Index Trees

Index trees map a totally-ordered key space to an arbitrary value space, they may be thought of as B-trees, though the format doesn't require them to be self-balancing.

Encoding

The root node is a version and each other node is a blob. Each node holds a list of (greatest key, link) or (key, value) tuples, sorted by the key or greatest key. Links are the shared key and reference of a child node, and the value may be encoded directly or reference other nodes holding the indexed data.

Security

Observation

This is the typical case for a backed up database, or a node participating in synchronization. The attacker is assumed to be able to see the entire history of the encrypted index tree, but has no control over its contents.

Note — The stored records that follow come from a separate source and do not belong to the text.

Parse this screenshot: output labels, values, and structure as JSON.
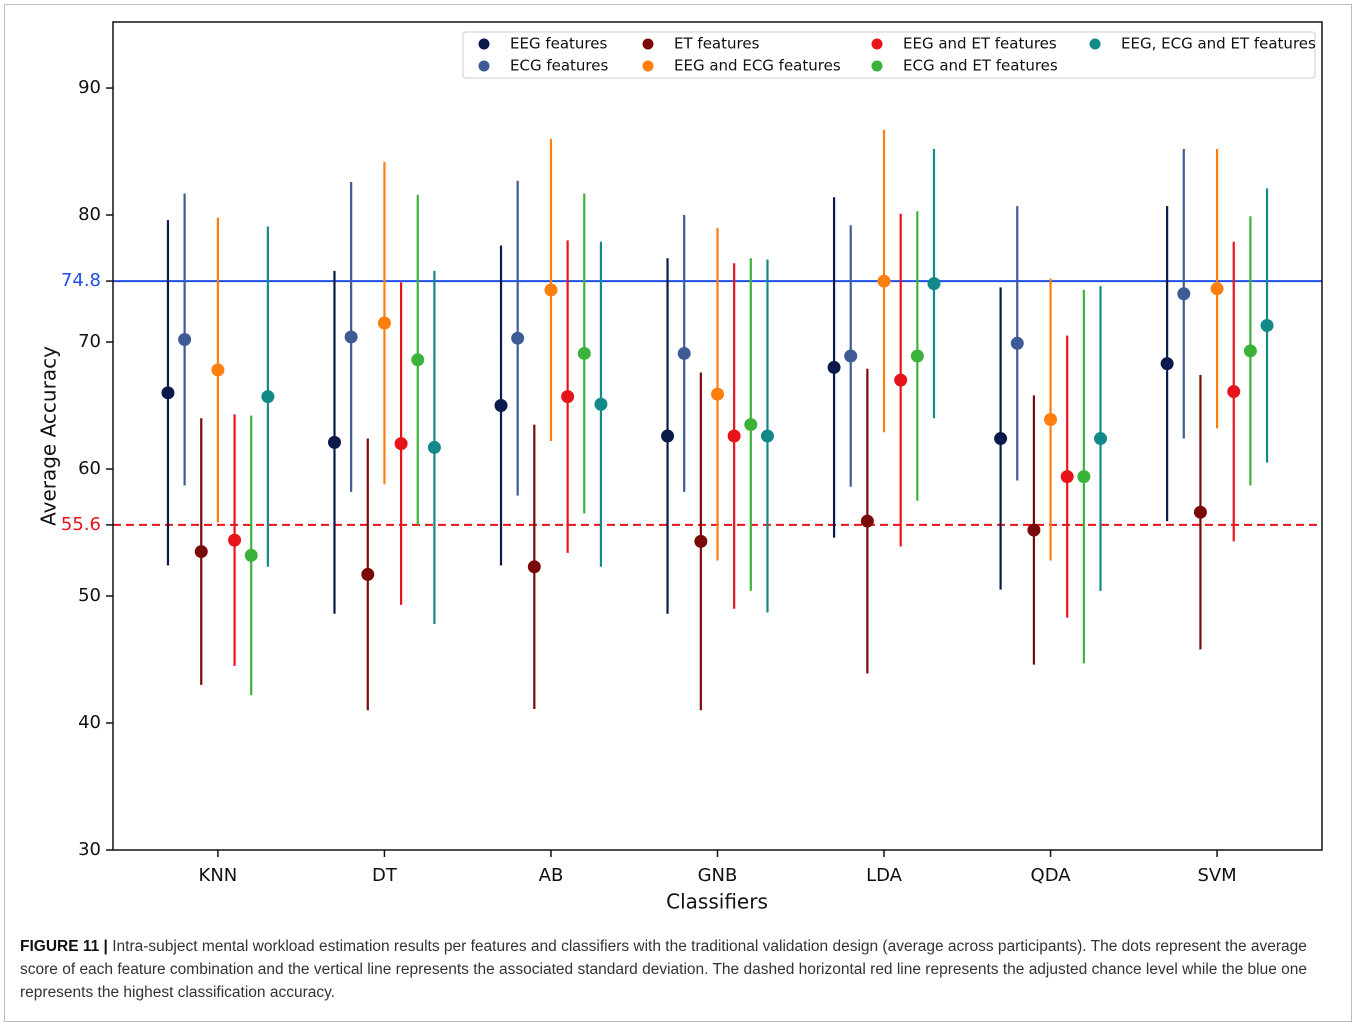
{
  "chart_data": {
    "type": "errorbar",
    "xlabel": "Classifiers",
    "ylabel": "Average Accuracy",
    "categories": [
      "KNN",
      "DT",
      "AB",
      "GNB",
      "LDA",
      "QDA",
      "SVM"
    ],
    "ylim": [
      30,
      95.2
    ],
    "yticks": [
      30,
      40,
      50,
      60,
      70,
      80,
      90
    ],
    "hlines": [
      {
        "value": 74.8,
        "color": "#1f4fe8",
        "style": "solid"
      },
      {
        "value": 55.6,
        "color": "#e8141b",
        "style": "dashed"
      }
    ],
    "series": [
      {
        "name": "EEG features",
        "color": "#0b1a4a",
        "values": [
          66.0,
          62.1,
          65.0,
          62.6,
          68.0,
          62.4,
          68.3
        ],
        "errors": [
          13.6,
          13.5,
          12.6,
          14.0,
          13.4,
          11.9,
          12.4
        ]
      },
      {
        "name": "ECG features",
        "color": "#3f5b95",
        "values": [
          70.2,
          70.4,
          70.3,
          69.1,
          68.9,
          69.9,
          73.8
        ],
        "errors": [
          11.5,
          12.2,
          12.4,
          10.9,
          10.3,
          10.8,
          11.4
        ]
      },
      {
        "name": "ET features",
        "color": "#7a0a0a",
        "values": [
          53.5,
          51.7,
          52.3,
          54.3,
          55.9,
          55.2,
          56.6
        ],
        "errors": [
          10.5,
          10.7,
          11.2,
          13.3,
          12.0,
          10.6,
          10.8
        ]
      },
      {
        "name": "EEG and ECG features",
        "color": "#ff7f0e",
        "values": [
          67.8,
          71.5,
          74.1,
          65.9,
          74.8,
          63.9,
          74.2
        ],
        "errors": [
          12.0,
          12.7,
          11.9,
          13.1,
          11.9,
          11.1,
          11.0
        ]
      },
      {
        "name": "EEG and ET features",
        "color": "#e8141b",
        "values": [
          54.4,
          62.0,
          65.7,
          62.6,
          67.0,
          59.4,
          66.1
        ],
        "errors": [
          9.9,
          12.7,
          12.3,
          13.6,
          13.1,
          11.1,
          11.8
        ]
      },
      {
        "name": "ECG and ET features",
        "color": "#3bb33b",
        "values": [
          53.2,
          68.6,
          69.1,
          63.5,
          68.9,
          59.4,
          69.3
        ],
        "errors": [
          11.0,
          13.0,
          12.6,
          13.1,
          11.4,
          14.7,
          10.6
        ]
      },
      {
        "name": "EEG, ECG and ET features",
        "color": "#138a8a",
        "values": [
          65.7,
          61.7,
          65.1,
          62.6,
          74.6,
          62.4,
          71.3
        ],
        "errors": [
          13.4,
          13.9,
          12.8,
          13.9,
          10.6,
          12.0,
          10.8
        ]
      }
    ],
    "legend": {
      "columns": 4
    }
  },
  "caption": {
    "label": "FIGURE 11 |",
    "text": "Intra-subject mental workload estimation results per features and classifiers with the traditional validation design (average across participants). The dots represent the average score of each feature combination and the vertical line represents the associated standard deviation. The dashed horizontal red line represents the adjusted chance level while the blue one represents the highest classification accuracy."
  }
}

Given the relatively large and consistent fan-out, the attacker can likely distinguish an index tree from other types of data. With knowledge of the application, this leaks the approximate number of keys, by the number and size of leaf nodes. The quality of this estimate may be reduced by values that reference blobs that also have similar fan-out.

While this attacker cannot associate a particular node with a set of keys (even relative to other keys), they can watch changes to similar areas over time, especially if there's a commit after every change. Batching changes muddies this leakage, one to one mappings become n to m.

Entry Modification

If the attacker can update the non-indexed part of a value and knows the key to that value, or if they can insert a value with a known key, they can locate the area of the key.

The more values an attacker can control this way, the more they insight they can gain into the structure of the data. With arbitrary insertion or modification an attacker can efficiently find the approximate boundaries of each node.

This is likewise mitigated by batching changes, though not eliminated if the attacker knows which changes contained updates to the same key.

External Reference Knowledge

If the index tree values include external references, related values may be determined by having nearby keys. This is especially relevant to file system use cases, as similar files are likely to be stored together, and files are likely to be external values.